Common substitutes include pumpkin puree for applesauce, coconut oil for butter, or gluten-free flour for regular flour, depending on your preferences.
How long can it be stored?
If stored in an airtight container, your cookies can last up to five days at room temperature or two weeks in the refrigerator.
Can I use store-bought dough or crust?
While you can, I recommend making the dough from scratch. This ensures the best flavor and texture.
Is this recipe kid-friendly or family-appropriate?
Absolutely! Kids love cookies, and the combination of spices and pumpkin makes it fun and appealing.
Can I make this recipe allergen-free?
Yes!

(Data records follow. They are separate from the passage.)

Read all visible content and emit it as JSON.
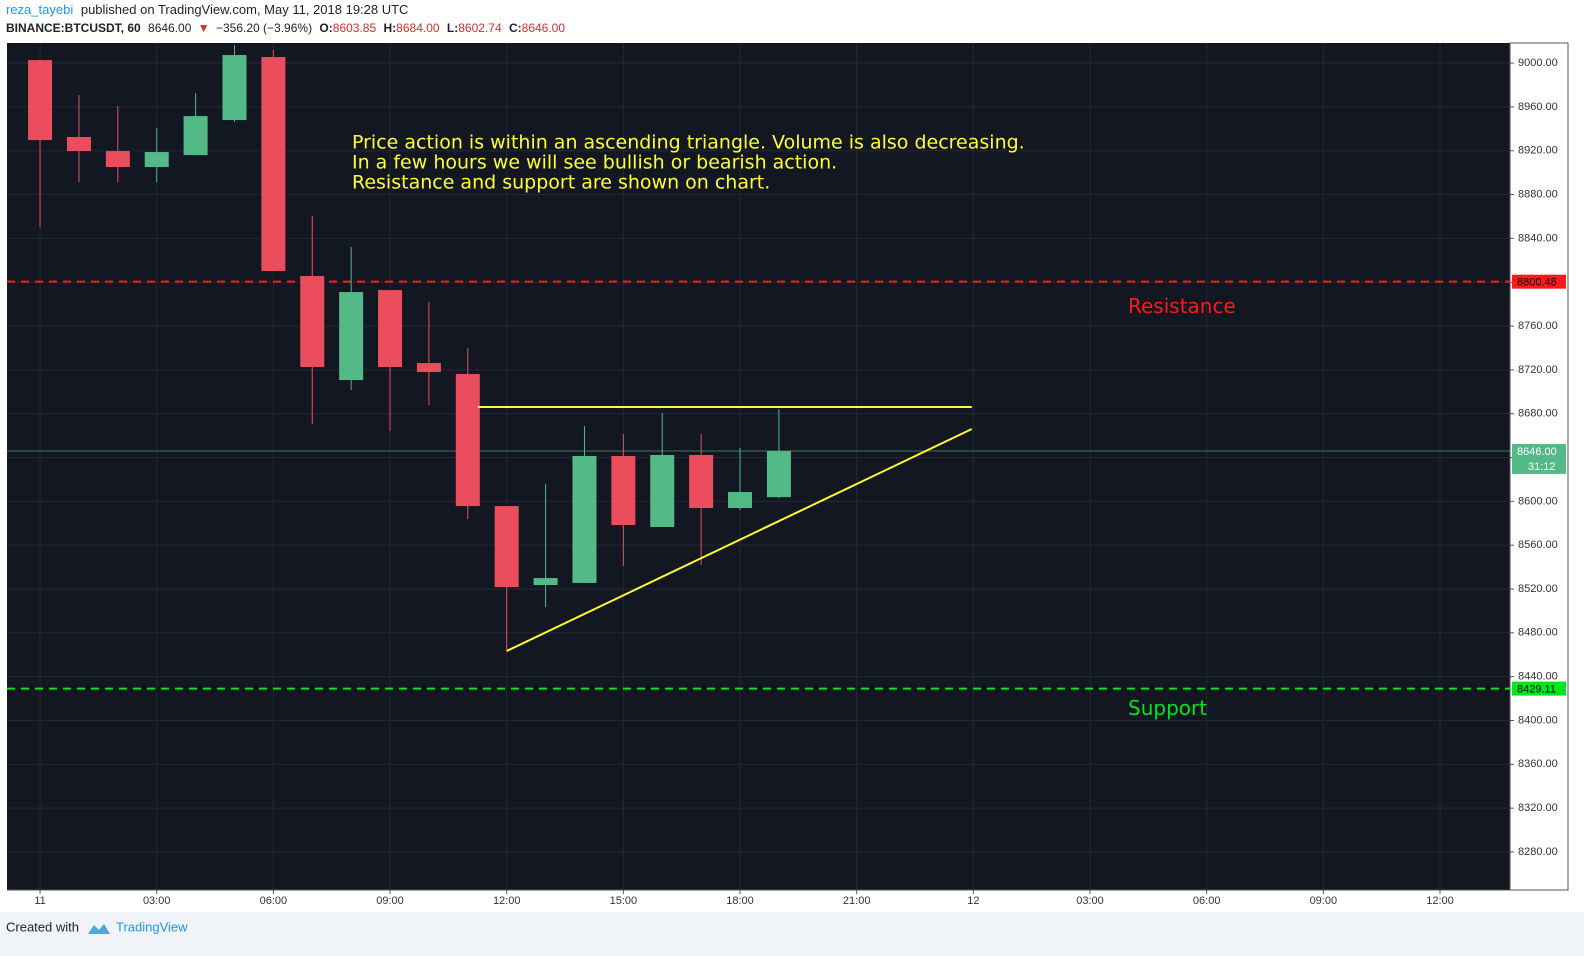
{
  "header": {
    "author": "reza_tayebi",
    "published": "published on TradingView.com, May 11, 2018 19:28 UTC",
    "symbol": "BINANCE:BTCUSDT, 60",
    "last": "8646.00",
    "arrow": "▼",
    "change": "−356.20 (−3.96%)",
    "o_label": "O:",
    "o": "8603.85",
    "h_label": "H:",
    "h": "8684.00",
    "l_label": "L:",
    "l": "8602.74",
    "c_label": "C:",
    "c": "8646.00"
  },
  "chart_data": {
    "type": "candlestick",
    "x": [
      0,
      1,
      2,
      3,
      4,
      5,
      6,
      7,
      8,
      9,
      10,
      11,
      12,
      13,
      14,
      15,
      16,
      17,
      18,
      19
    ],
    "open": [
      9002.7,
      8932.5,
      8919.7,
      8905.1,
      8916.0,
      8948.0,
      9005.5,
      8805.6,
      8710.7,
      8792.8,
      8726.2,
      8716.2,
      8595.7,
      8523.6,
      8525.5,
      8641.4,
      8576.6,
      8642.3,
      8593.9,
      8603.85
    ],
    "high": [
      9003.0,
      8970.8,
      8960.8,
      8940.7,
      8972.6,
      9016.4,
      9011.9,
      8860.4,
      8832.1,
      8792.8,
      8781.9,
      8739.9,
      8595.7,
      8615.8,
      8668.7,
      8661.5,
      8680.6,
      8661.5,
      8648.7,
      8684.0
    ],
    "low": [
      8850.3,
      8891.4,
      8891.4,
      8891.4,
      8916.0,
      8946.2,
      8810.0,
      8670.6,
      8701.6,
      8664.2,
      8687.9,
      8583.9,
      8463.4,
      8503.6,
      8525.5,
      8541.0,
      8576.6,
      8541.9,
      8592.0,
      8602.74
    ],
    "close": [
      8929.7,
      8919.7,
      8905.1,
      8918.8,
      8951.6,
      9007.3,
      8810.2,
      8722.6,
      8791.0,
      8722.6,
      8718.0,
      8595.7,
      8521.8,
      8530.0,
      8641.4,
      8578.4,
      8642.3,
      8593.9,
      8608.5,
      8646.0
    ],
    "up_color": "#53b987",
    "down_color": "#eb4d5c",
    "xlim": [
      -0.85,
      37.8
    ],
    "xticks": [
      {
        "value": 0,
        "label": "11"
      },
      {
        "value": 3,
        "label": "03:00"
      },
      {
        "value": 6,
        "label": "06:00"
      },
      {
        "value": 9,
        "label": "09:00"
      },
      {
        "value": 12,
        "label": "12:00"
      },
      {
        "value": 15,
        "label": "15:00"
      },
      {
        "value": 18,
        "label": "18:00"
      },
      {
        "value": 21,
        "label": "21:00"
      },
      {
        "value": 24,
        "label": "12"
      },
      {
        "value": 27,
        "label": "03:00"
      },
      {
        "value": 30,
        "label": "06:00"
      },
      {
        "value": 33,
        "label": "09:00"
      },
      {
        "value": 36,
        "label": "12:00"
      }
    ],
    "ylim": [
      8245.3,
      9018.3
    ],
    "yticks": [
      {
        "value": 8280,
        "label": "8280.00"
      },
      {
        "value": 8320,
        "label": "8320.00"
      },
      {
        "value": 8360,
        "label": "8360.00"
      },
      {
        "value": 8400,
        "label": "8400.00"
      },
      {
        "value": 8440,
        "label": "8440.00"
      },
      {
        "value": 8480,
        "label": "8480.00"
      },
      {
        "value": 8520,
        "label": "8520.00"
      },
      {
        "value": 8560,
        "label": "8560.00"
      },
      {
        "value": 8600,
        "label": "8600.00"
      },
      {
        "value": 8640,
        "label": "8640.00"
      },
      {
        "value": 8680,
        "label": "8680.00"
      },
      {
        "value": 8720,
        "label": "8720.00"
      },
      {
        "value": 8760,
        "label": "8760.00"
      },
      {
        "value": 8800,
        "label": "8800.00"
      },
      {
        "value": 8840,
        "label": "8840.00"
      },
      {
        "value": 8880,
        "label": "8880.00"
      },
      {
        "value": 8920,
        "label": "8920.00"
      },
      {
        "value": 8960,
        "label": "8960.00"
      },
      {
        "value": 9000,
        "label": "9000.00"
      }
    ],
    "grid": true,
    "levels": [
      {
        "value": 8800.48,
        "color": "#ff1a1a",
        "name": "Resistance"
      },
      {
        "value": 8429.11,
        "color": "#00e61a",
        "name": "Support"
      }
    ],
    "current": {
      "value": 8646,
      "label": "8646.00",
      "countdown": "31:12",
      "color": "#53b987"
    },
    "trendlines": [
      {
        "x1": 11.26,
        "y1": 8686.1,
        "x2": 23.96,
        "y2": 8686.1,
        "color": "#ffff33"
      },
      {
        "x1": 12.0,
        "y1": 8463.4,
        "x2": 23.96,
        "y2": 8666.0,
        "color": "#ffff33"
      }
    ],
    "annotations": [
      "Price action is within an ascending triangle. Volume is also decreasing.",
      "In a few hours we will see bullish or bearish action.",
      "Resistance and support are shown on chart."
    ]
  },
  "footer": {
    "created": "Created with",
    "brand": "TradingView"
  }
}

With simple substitutions for gluten and dairy, this recipe can easily accommodate most dietary restrictions.
Now that you’re all set on how to make those scrumptious Pumpkin Snickerdoodle Cookies, let the baking fun begin!

Pumpkin Snickerdoodle Cookies
Ingredients
Main Ingredients
- 1 cup Pumpkin Puree Canned or homemade
- 1 cup Unsalted Butter, softened Can substitute with coconut oil for a dairy-free option
- ½ cup Granulated Sugar
- ½ cup Brown Sugar, packed
- 1 large Egg Can substitute with a flaxseed mixture for vegan option
- 2 ½ cups All-Purpose Flour Can substitute with gluten-free flour blend
- 2 teaspoons Cinnamon
- 1 teaspoon Pumpkin Pie Spice
- 1 teaspoon Baking Soda
- ½ teaspoon Salt
Coating Ingredients
- ¼ cup Granulated Sugar For coating
- 1 tablespoon Cinnamon For coating
Instructions
Preparation
- Preheat your oven to 350°F (175°C) and gather all the ingredients.

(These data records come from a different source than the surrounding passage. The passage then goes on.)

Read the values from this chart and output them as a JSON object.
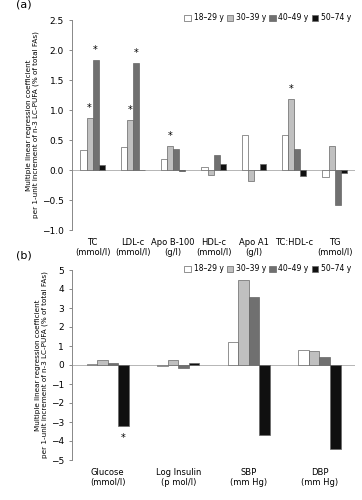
{
  "panel_a": {
    "categories": [
      "TC\n(mmol/l)",
      "LDL-c\n(mmol/l)",
      "Apo B-100\n(g/l)",
      "HDL-c\n(mmol/l)",
      "Apo A1\n(g/l)",
      "TC:HDL-c",
      "TG\n(mmol/l)"
    ],
    "values_18_29": [
      0.33,
      0.38,
      0.18,
      0.05,
      0.58,
      0.58,
      -0.12
    ],
    "values_30_39": [
      0.87,
      0.83,
      0.4,
      -0.08,
      -0.18,
      1.18,
      0.4
    ],
    "values_40_49": [
      1.83,
      1.78,
      0.35,
      0.25,
      0.0,
      0.35,
      -0.58
    ],
    "values_50_74": [
      0.08,
      0.0,
      -0.02,
      0.1,
      0.1,
      -0.1,
      -0.05
    ],
    "star_18_29": [
      false,
      false,
      false,
      false,
      false,
      false,
      false
    ],
    "star_30_39": [
      true,
      true,
      true,
      false,
      false,
      true,
      false
    ],
    "star_40_49": [
      true,
      true,
      false,
      false,
      false,
      false,
      false
    ],
    "star_50_74": [
      false,
      false,
      false,
      false,
      false,
      false,
      false
    ],
    "ylim": [
      -1.0,
      2.5
    ],
    "yticks": [
      -1.0,
      -0.5,
      0.0,
      0.5,
      1.0,
      1.5,
      2.0,
      2.5
    ],
    "ylabel": "Multiple linear regression coefficient\nper 1-unit increment of n-3 LC-PUFA (% of total FAs)"
  },
  "panel_b": {
    "categories": [
      "Glucose\n(mmol/l)",
      "Log Insulin\n(p mol/l)",
      "SBP\n(mm Hg)",
      "DBP\n(mm Hg)"
    ],
    "values_18_29": [
      0.05,
      -0.05,
      1.22,
      0.78
    ],
    "values_30_39": [
      0.28,
      0.28,
      4.48,
      0.75
    ],
    "values_40_49": [
      0.08,
      -0.18,
      3.58,
      0.4
    ],
    "values_50_74": [
      -3.2,
      0.1,
      -3.68,
      -4.42
    ],
    "star_18_29": [
      false,
      false,
      false,
      false
    ],
    "star_30_39": [
      false,
      false,
      false,
      false
    ],
    "star_40_49": [
      false,
      false,
      false,
      false
    ],
    "star_50_74": [
      true,
      false,
      false,
      false
    ],
    "ylim": [
      -5.0,
      5.0
    ],
    "yticks": [
      -5,
      -4,
      -3,
      -2,
      -1,
      0,
      1,
      2,
      3,
      4,
      5
    ],
    "ylabel": "Multiple linear regression coefficient\nper 1-unit increment of n-3 LC-PUFA (% of total FAs)"
  },
  "colors": {
    "18_29": "#ffffff",
    "30_39": "#c0c0c0",
    "40_49": "#707070",
    "50_74": "#101010"
  },
  "edge_color": "#666666",
  "legend_labels": [
    "18–29 y",
    "30–39 y",
    "40–49 y",
    "50–74 y"
  ],
  "bar_width": 0.15,
  "fig_label_a": "(a)",
  "fig_label_b": "(b)"
}
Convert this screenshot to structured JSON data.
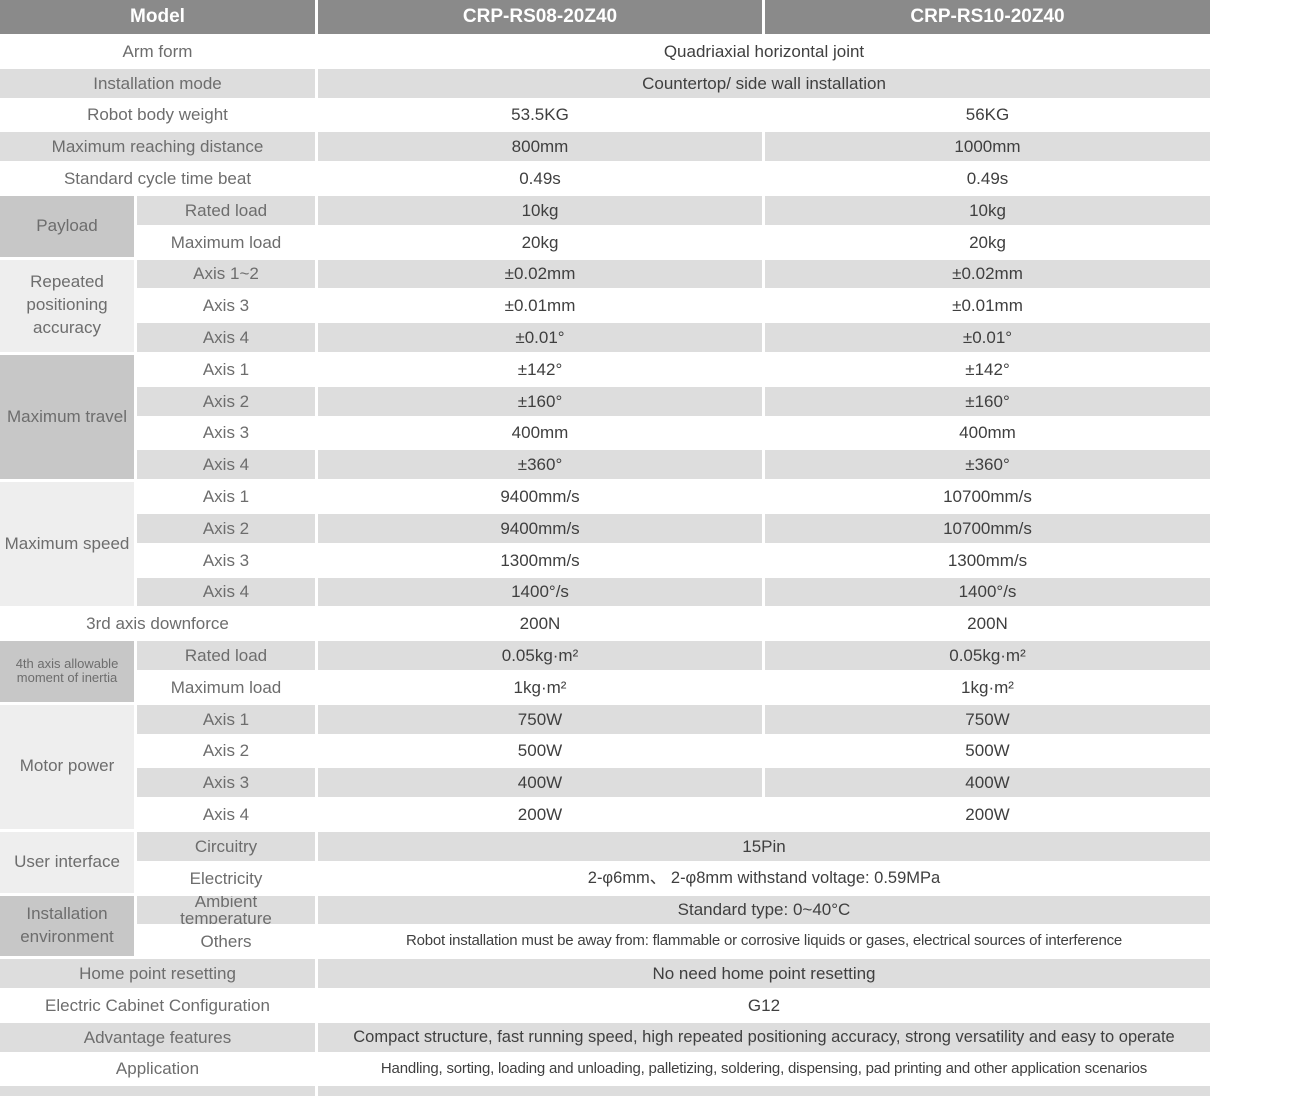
{
  "colors": {
    "header_bg": "#8a8a8a",
    "row_stripe": "#dddddd",
    "group_label_dark": "#c7c7c7",
    "group_label_light": "#eeeeee",
    "label_text": "#6d6d6d",
    "value_text": "#3f3f3f",
    "divider": "#ffffff"
  },
  "table": {
    "header": {
      "model_label": "Model",
      "models": [
        "CRP-RS08-20Z40",
        "CRP-RS10-20Z40"
      ]
    },
    "rows": [
      {
        "kind": "full",
        "label": "Arm form",
        "value": "Quadriaxial horizontal joint"
      },
      {
        "kind": "full",
        "label": "Installation mode",
        "value": "Countertop/ side wall installation"
      },
      {
        "kind": "split",
        "label": "Robot body weight",
        "values": [
          "53.5KG",
          "56KG"
        ]
      },
      {
        "kind": "split",
        "label": "Maximum reaching distance",
        "values": [
          "800mm",
          "1000mm"
        ]
      },
      {
        "kind": "split",
        "label": "Standard cycle time beat",
        "values": [
          "0.49s",
          "0.49s"
        ]
      },
      {
        "kind": "group",
        "label": "Payload",
        "shade": "dark",
        "subs": [
          {
            "sub": "Rated load",
            "values": [
              "10kg",
              "10kg"
            ]
          },
          {
            "sub": "Maximum load",
            "values": [
              "20kg",
              "20kg"
            ]
          }
        ]
      },
      {
        "kind": "group",
        "label": "Repeated positioning accuracy",
        "shade": "light",
        "subs": [
          {
            "sub": "Axis 1~2",
            "values": [
              "±0.02mm",
              "±0.02mm"
            ]
          },
          {
            "sub": "Axis 3",
            "values": [
              "±0.01mm",
              "±0.01mm"
            ]
          },
          {
            "sub": "Axis 4",
            "values": [
              "±0.01°",
              "±0.01°"
            ]
          }
        ]
      },
      {
        "kind": "group",
        "label": "Maximum travel",
        "shade": "dark",
        "subs": [
          {
            "sub": "Axis 1",
            "values": [
              "±142°",
              "±142°"
            ]
          },
          {
            "sub": "Axis 2",
            "values": [
              "±160°",
              "±160°"
            ]
          },
          {
            "sub": "Axis 3",
            "values": [
              "400mm",
              "400mm"
            ]
          },
          {
            "sub": "Axis 4",
            "values": [
              "±360°",
              "±360°"
            ]
          }
        ]
      },
      {
        "kind": "group",
        "label": "Maximum speed",
        "shade": "light",
        "subs": [
          {
            "sub": "Axis 1",
            "values": [
              "9400mm/s",
              "10700mm/s"
            ]
          },
          {
            "sub": "Axis 2",
            "values": [
              "9400mm/s",
              "10700mm/s"
            ]
          },
          {
            "sub": "Axis 3",
            "values": [
              "1300mm/s",
              "1300mm/s"
            ]
          },
          {
            "sub": "Axis 4",
            "values": [
              "1400°/s",
              "1400°/s"
            ]
          }
        ]
      },
      {
        "kind": "split",
        "label": "3rd axis downforce",
        "values": [
          "200N",
          "200N"
        ]
      },
      {
        "kind": "group",
        "label": "4th axis allowable moment of inertia",
        "shade": "dark",
        "small": true,
        "subs": [
          {
            "sub": "Rated load",
            "values": [
              "0.05kg·m²",
              "0.05kg·m²"
            ]
          },
          {
            "sub": "Maximum load",
            "values": [
              "1kg·m²",
              "1kg·m²"
            ]
          }
        ]
      },
      {
        "kind": "group",
        "label": "Motor power",
        "shade": "light",
        "subs": [
          {
            "sub": "Axis 1",
            "values": [
              "750W",
              "750W"
            ]
          },
          {
            "sub": "Axis 2",
            "values": [
              "500W",
              "500W"
            ]
          },
          {
            "sub": "Axis 3",
            "values": [
              "400W",
              "400W"
            ]
          },
          {
            "sub": "Axis 4",
            "values": [
              "200W",
              "200W"
            ]
          }
        ]
      },
      {
        "kind": "group",
        "label": "User interface",
        "shade": "light",
        "subs": [
          {
            "sub": "Circuitry",
            "value": "15Pin"
          },
          {
            "sub": "Electricity",
            "value": "2-φ6mm、 2-φ8mm withstand voltage: 0.59MPa",
            "style": "semi"
          }
        ]
      },
      {
        "kind": "group",
        "label": "Installation environment",
        "shade": "dark",
        "subs": [
          {
            "sub": "Ambient\ntemperature",
            "subPre": true,
            "value": "Standard type:  0~40°C"
          },
          {
            "sub": "Others",
            "value": "Robot installation must be away from: flammable or corrosive liquids or gases, electrical sources of interference",
            "style": "condensed"
          }
        ]
      },
      {
        "kind": "full",
        "label": "Home point resetting",
        "value": "No need home point resetting"
      },
      {
        "kind": "full",
        "label": "Electric Cabinet Configuration",
        "value": "G12"
      },
      {
        "kind": "full",
        "label": "Advantage features",
        "value": "Compact structure, fast running speed, high repeated positioning accuracy, strong versatility and easy to operate",
        "style": "semi"
      },
      {
        "kind": "full",
        "label": "Application",
        "value": "Handling, sorting, loading and unloading, palletizing, soldering, dispensing, pad printing and other application scenarios",
        "style": "condensed"
      }
    ]
  }
}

- In a large bowl, beat the softened butter, granulated sugar, and brown sugar until light and fluffy (2-3 minutes).
- Add in the pumpkin puree and egg, mixing until well combined.
- In a separate bowl, whisk together the flour, cinnamon, pumpkin pie spice, baking soda, and salt.
- Gradually add the dry ingredients into the wet mixture and mix until just combined.
- Prepare the cinnamon-sugar coating by mixing the 1/4 cup sugar with 1 tablespoon cinnamon.
Baking
- Scoop out portions of the dough and roll them into balls, then roll each in the cinnamon-sugar mixture.
- Place coated balls on a baking sheet with 2 inches of space between them.
- Bake for 10-12 minutes, until edges are lightly golden but centers are soft.
- Allow to cool on the baking sheet for a few minutes before transferring to a wire rack.